A decisão da Sony de remover 551 filmes anteriormente “comprados” das bibliotecas de usuários do PlayStation devido ao vencimento de acordos de licenciamento está reacendendo preocupações sobre o que os consumidores realmente получают quando clicam em “buy” para mídia digital. Os comentaristas argumentam que as lojas enganam as pessoas ao fazê-las pensar que possuem o conteúdo, quando na realidade elas detêm licenças revogáveis que podem desaparecer sem reembolso, e muitos veem isso como um forte incentivo para favorecer mídia física, compras sem DRM ou até mesmo pirataria. O episódio é enquadrado como parte de uma erosão mais ampla da propriedade digital e de uma falha das leis de proteção ao consumidor em acompanhar modelos de licenciamento controlados por plataformas.

Natureza da “Compra” e Licenciamento

  • Reclamação principal: o botão “buy/purchase” da PS Store implica propriedade permanente, mas os usuários na verdade obtêm uma licença de streaming revogável que pode ser removida unilateralmente.
  • Alguns argumentam que isso é inerentemente enganoso e deveria ser ilegal, a menos que uma data de término clara ou um prazo mínimo seja divulgado.
  • Outros contrapõem que software e mídia digital há muito são vendidos como licenças; “comprar” acesso ou direitos é comum (ingressos de show, direitos de uso), e os ToS geralmente deixam isso explícito.
  • Uma distinção recorrente: comprar uma cópia física vs comprar uma licença revogável (“buy(1)” propriedade vs “buy(2)” permissão).

Aspectos Jurídicos e de Proteção ao Consumidor

  • Sugestões: processar em juizado de pequenas causas, pressionar argumentos de cláusulas abusivas ou recorrer a proteções ao consumidor no estilo Reino Unido/UE, onde expectativas razoáveis de “compra” podem se sobrepor às letras miúdas.
  • Outros observam que empresas podem remover esses casos para tribunais superiores, onde a complexidade processual e a transferência de custas tornam provável a derrota dos consumidores.
  • Regulação proposta:
    • Se você disser “comprar/possuir”, a licença precisa ser irrevogável para compradores existentes.
    • Caso contrário, rotule explicitamente como licença com prazo determinado ou revogável.
    • Exigir que a perda dos direitos de distribuição não anule o acesso de clientes existentes, ou requerer reembolsos.

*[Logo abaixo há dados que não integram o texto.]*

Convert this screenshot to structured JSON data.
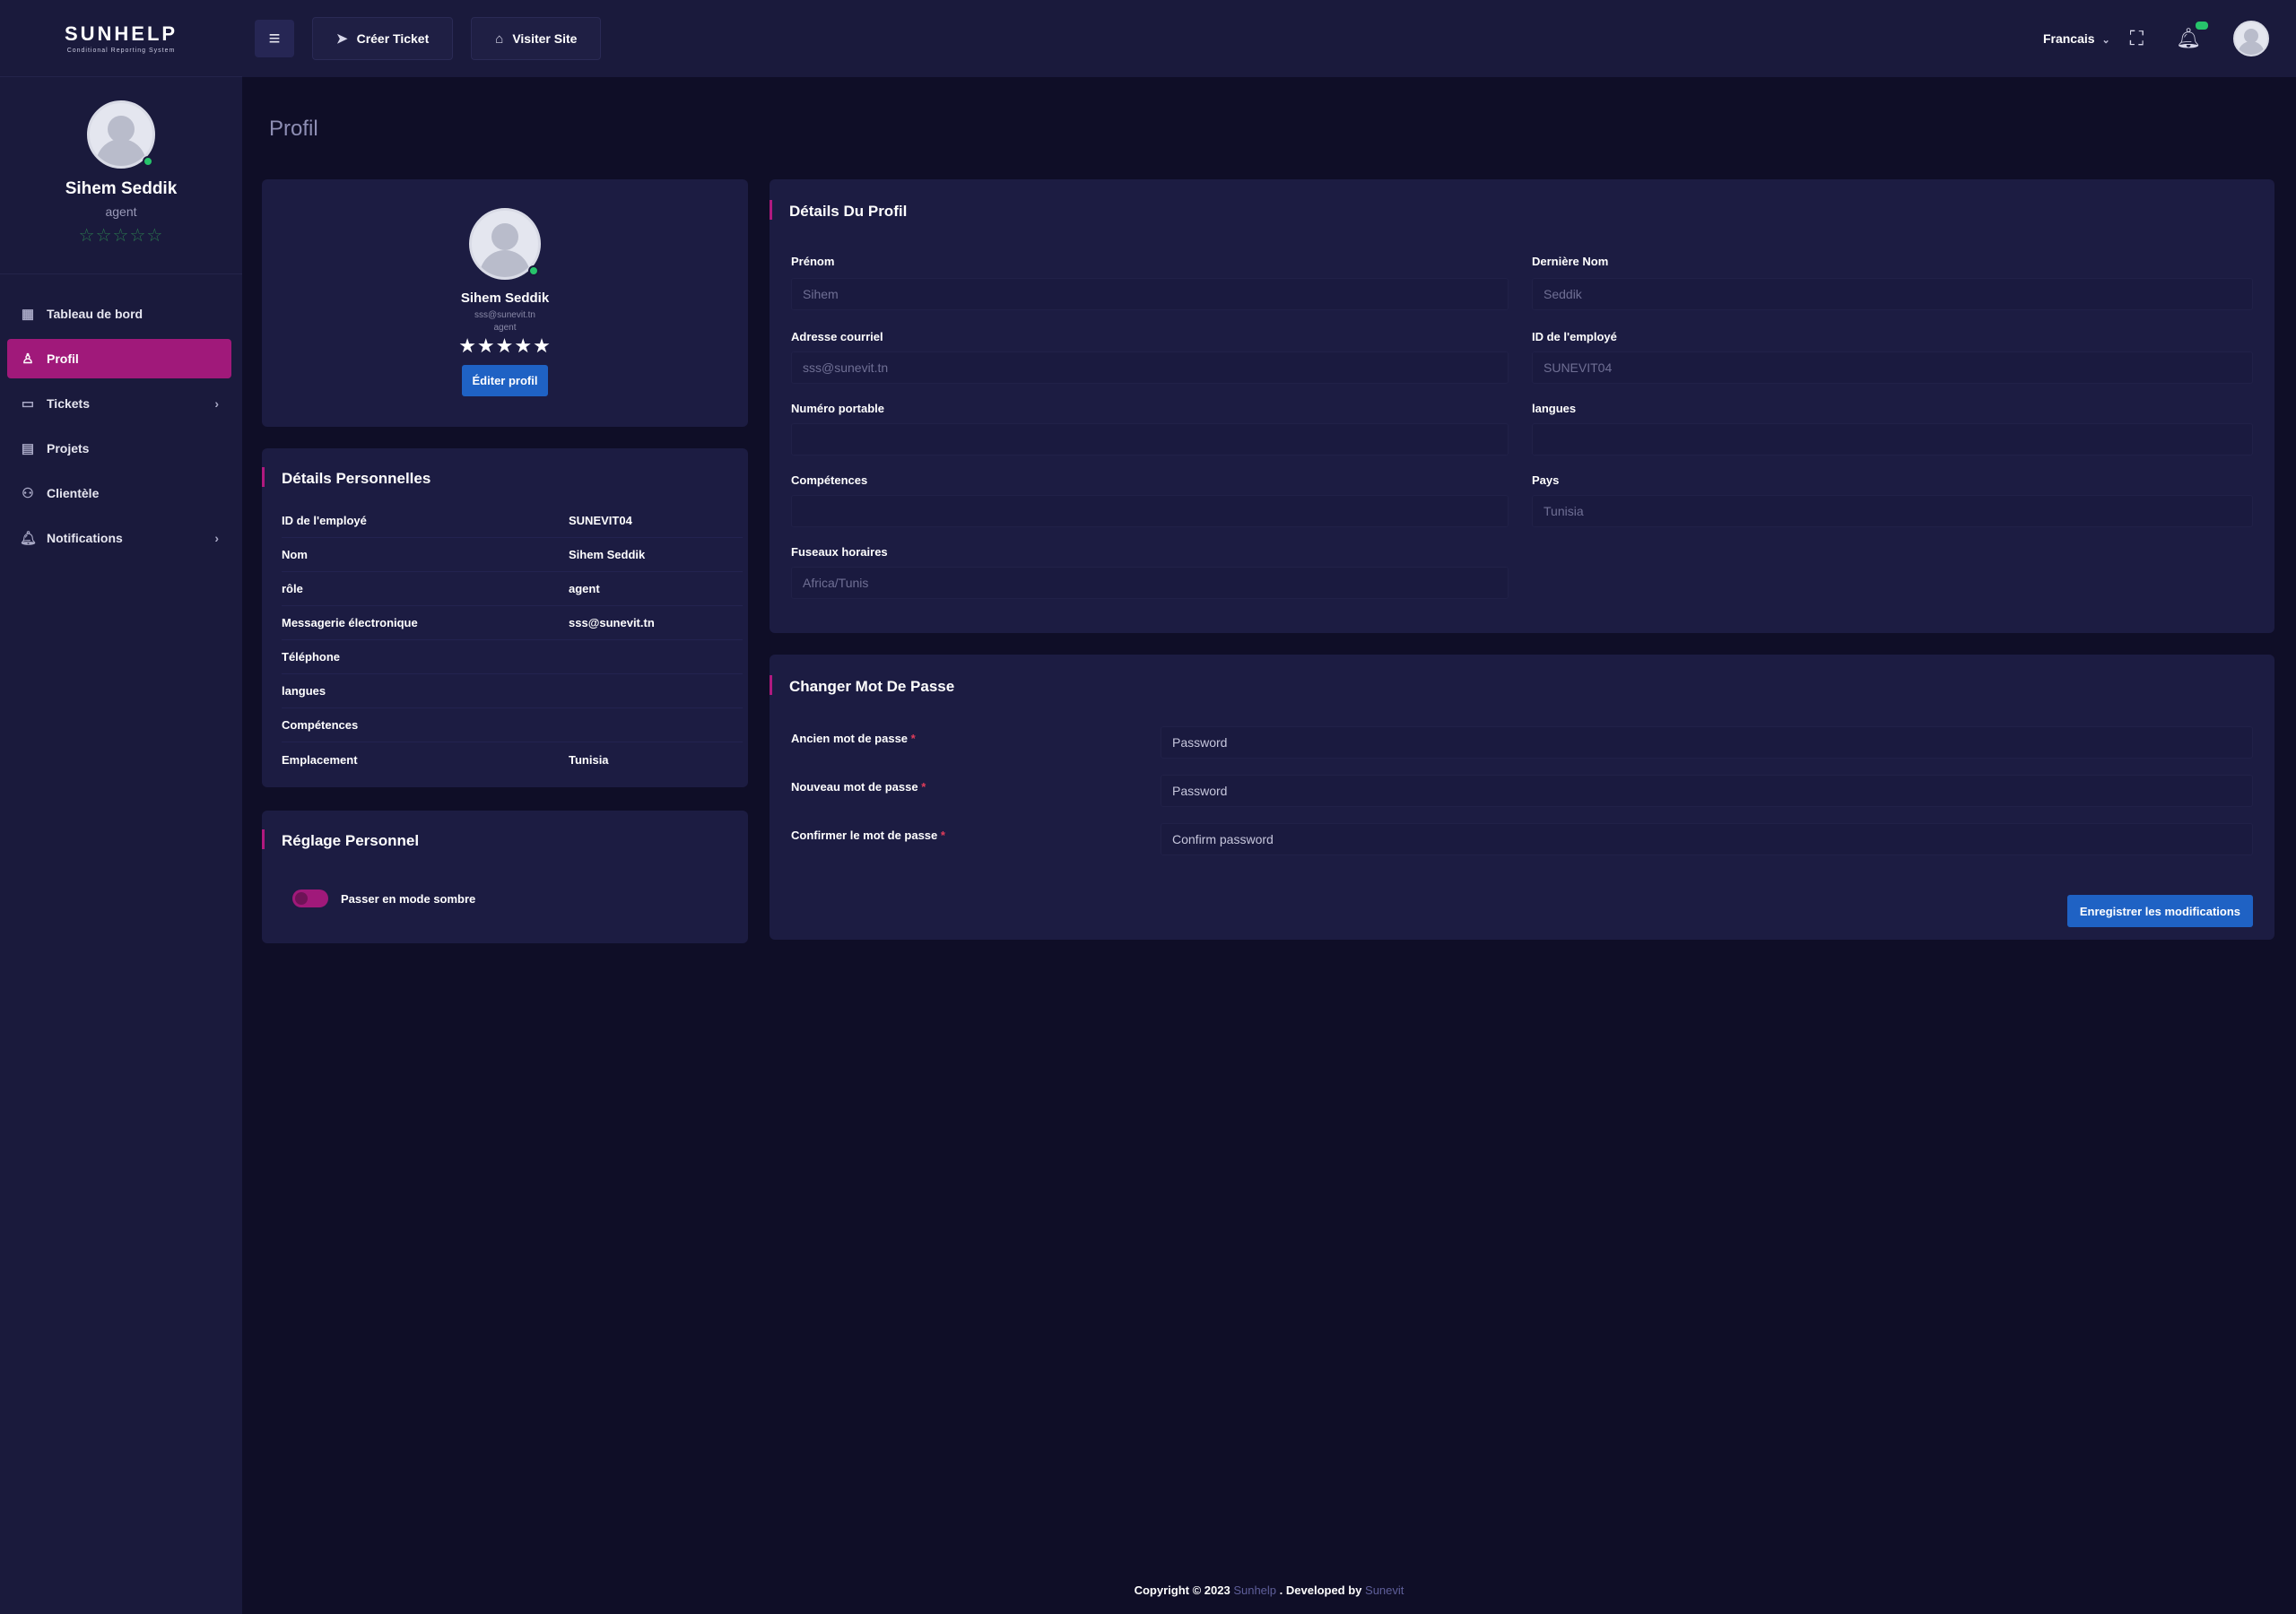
{
  "app": {
    "logo_text": "SUNHELP",
    "logo_sub": "Conditional Reporting System"
  },
  "sidebar": {
    "user_name": "Sihem Seddik",
    "user_role": "agent",
    "rating_stars": "☆☆☆☆☆",
    "items": [
      {
        "label": "Tableau de bord",
        "icon": "dashboard-icon"
      },
      {
        "label": "Profil",
        "icon": "user-icon"
      },
      {
        "label": "Tickets",
        "icon": "ticket-icon"
      },
      {
        "label": "Projets",
        "icon": "projects-icon"
      },
      {
        "label": "Clientèle",
        "icon": "users-icon"
      },
      {
        "label": "Notifications",
        "icon": "bell-icon"
      }
    ],
    "active_index": 1
  },
  "header": {
    "create_ticket": "Créer Ticket",
    "visit_site": "Visiter Site",
    "language": "Francais"
  },
  "page": {
    "title": "Profil"
  },
  "profile_card": {
    "name": "Sihem Seddik",
    "email": "sss@sunevit.tn",
    "role": "agent",
    "stars": "★★★★★",
    "edit_label": "Éditer profil"
  },
  "personal_details": {
    "title": "Détails Personnelles",
    "rows": [
      {
        "key": "ID de l'employé",
        "value": "SUNEVIT04"
      },
      {
        "key": "Nom",
        "value": "Sihem Seddik"
      },
      {
        "key": "rôle",
        "value": "agent"
      },
      {
        "key": "Messagerie électronique",
        "value": "sss@sunevit.tn"
      },
      {
        "key": "Téléphone",
        "value": ""
      },
      {
        "key": "langues",
        "value": ""
      },
      {
        "key": "Compétences",
        "value": ""
      },
      {
        "key": "Emplacement",
        "value": "Tunisia"
      }
    ]
  },
  "settings": {
    "title": "Réglage Personnel",
    "dark_mode_label": "Passer en mode sombre",
    "dark_mode_on": true
  },
  "profile_details": {
    "title": "Détails Du Profil",
    "first_name_label": "Prénom",
    "first_name_value": "Sihem",
    "last_name_label": "Dernière Nom",
    "last_name_value": "Seddik",
    "email_label": "Adresse courriel",
    "email_value": "sss@sunevit.tn",
    "employee_id_label": "ID de l'employé",
    "employee_id_value": "SUNEVIT04",
    "mobile_label": "Numéro portable",
    "mobile_value": "",
    "languages_label": "langues",
    "languages_value": "",
    "skills_label": "Compétences",
    "skills_value": "",
    "country_label": "Pays",
    "country_value": "Tunisia",
    "timezone_label": "Fuseaux horaires",
    "timezone_value": "Africa/Tunis"
  },
  "password": {
    "title": "Changer Mot De Passe",
    "old_label": "Ancien mot de passe",
    "old_placeholder": "Password",
    "new_label": "Nouveau mot de passe",
    "new_placeholder": "Password",
    "confirm_label": "Confirmer le mot de passe",
    "confirm_placeholder": "Confirm password",
    "required_mark": "*",
    "save_label": "Enregistrer les modifications"
  },
  "footer": {
    "prefix": "Copyright © 2023",
    "brand": "Sunhelp",
    "middle": ". Developed by",
    "developer": "Sunevit"
  },
  "colors": {
    "background": "#0f0e27",
    "panel": "#1c1c42",
    "sidebar": "#1a1a3c",
    "accent": "#a0197a",
    "primary_button": "#1f62c4",
    "online": "#27c46b"
  }
}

Comparações com Outras Plataformas

  • O Steam é elogiado por, em geral, preservar jogos removidos da loja para os proprietários existentes, embora alguns exemplos de remoções e revogações de chaves sejam citados.
  • A Apple é criticada por perder silenciosamente cópias em nuvem de conteúdo comprado/transmitido; usuários que baixaram arquivos se saíram melhor.
  • Serviços de assinatura (por exemplo, Netflix) são vistos como menos graves: a perda de conteúdo é esperada, já que nada é “comprado”.

Respostas com Pirataria e Auto-Hospedagem

  • Muitos veem isso como justificativa moral para piratear filmes, argumentando que, se “comprar” é só alugar, copiar não é “roubar”, embora outros enfatizem que ainda é violação de copyright.
  • Discussão detalhada de configurações de mídia auto-hospedada: Jellyfin/Plex/Emby, caixas NAS, seedboxes, torrents, Usenet, trackers privados e estratégias de backup.

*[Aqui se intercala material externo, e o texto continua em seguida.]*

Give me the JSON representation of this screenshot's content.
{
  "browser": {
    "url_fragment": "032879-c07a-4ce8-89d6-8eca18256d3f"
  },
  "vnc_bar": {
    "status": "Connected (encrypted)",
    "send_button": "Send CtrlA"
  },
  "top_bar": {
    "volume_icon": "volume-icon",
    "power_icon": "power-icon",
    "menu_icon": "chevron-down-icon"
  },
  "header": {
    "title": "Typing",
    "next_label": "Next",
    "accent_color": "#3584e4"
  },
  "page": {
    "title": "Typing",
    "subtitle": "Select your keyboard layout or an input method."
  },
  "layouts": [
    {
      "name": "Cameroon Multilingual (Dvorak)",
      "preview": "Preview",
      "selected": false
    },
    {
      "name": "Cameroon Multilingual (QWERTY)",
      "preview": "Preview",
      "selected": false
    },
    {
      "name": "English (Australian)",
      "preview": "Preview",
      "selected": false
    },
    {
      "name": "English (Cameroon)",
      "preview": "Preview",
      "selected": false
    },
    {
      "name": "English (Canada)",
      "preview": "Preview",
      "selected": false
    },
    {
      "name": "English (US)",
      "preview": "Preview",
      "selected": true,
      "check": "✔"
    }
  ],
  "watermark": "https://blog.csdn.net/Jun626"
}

Mídia Física, DRM e Longevidade

  • Forte renovado interesse em DVDs/Blu-rays e backups locais como a única forma confiável de realmente “possuir” filmes.
  • Reconhecimento de que discos e players se degradam física/tecnicamente e que DRM (CSS, AACS, Cinavia) complica o acesso de longo prazo; a legalidade de ripar varia conforme a jurisdição.

Preocupações e Propostas Mais Amplas

  • Preocupações com a crescente concentração da distribuição digital, futura “enshittification” e até alteração silenciosa ou censura de conteúdo.
  • Alguns pedem ecossistemas abertos, sideloading obrigatório, mídia sem DRM e estatutos ou leis corporativas que priorizem direitos duráveis do consumidor em vez de licenciamento favorável aos estúdios.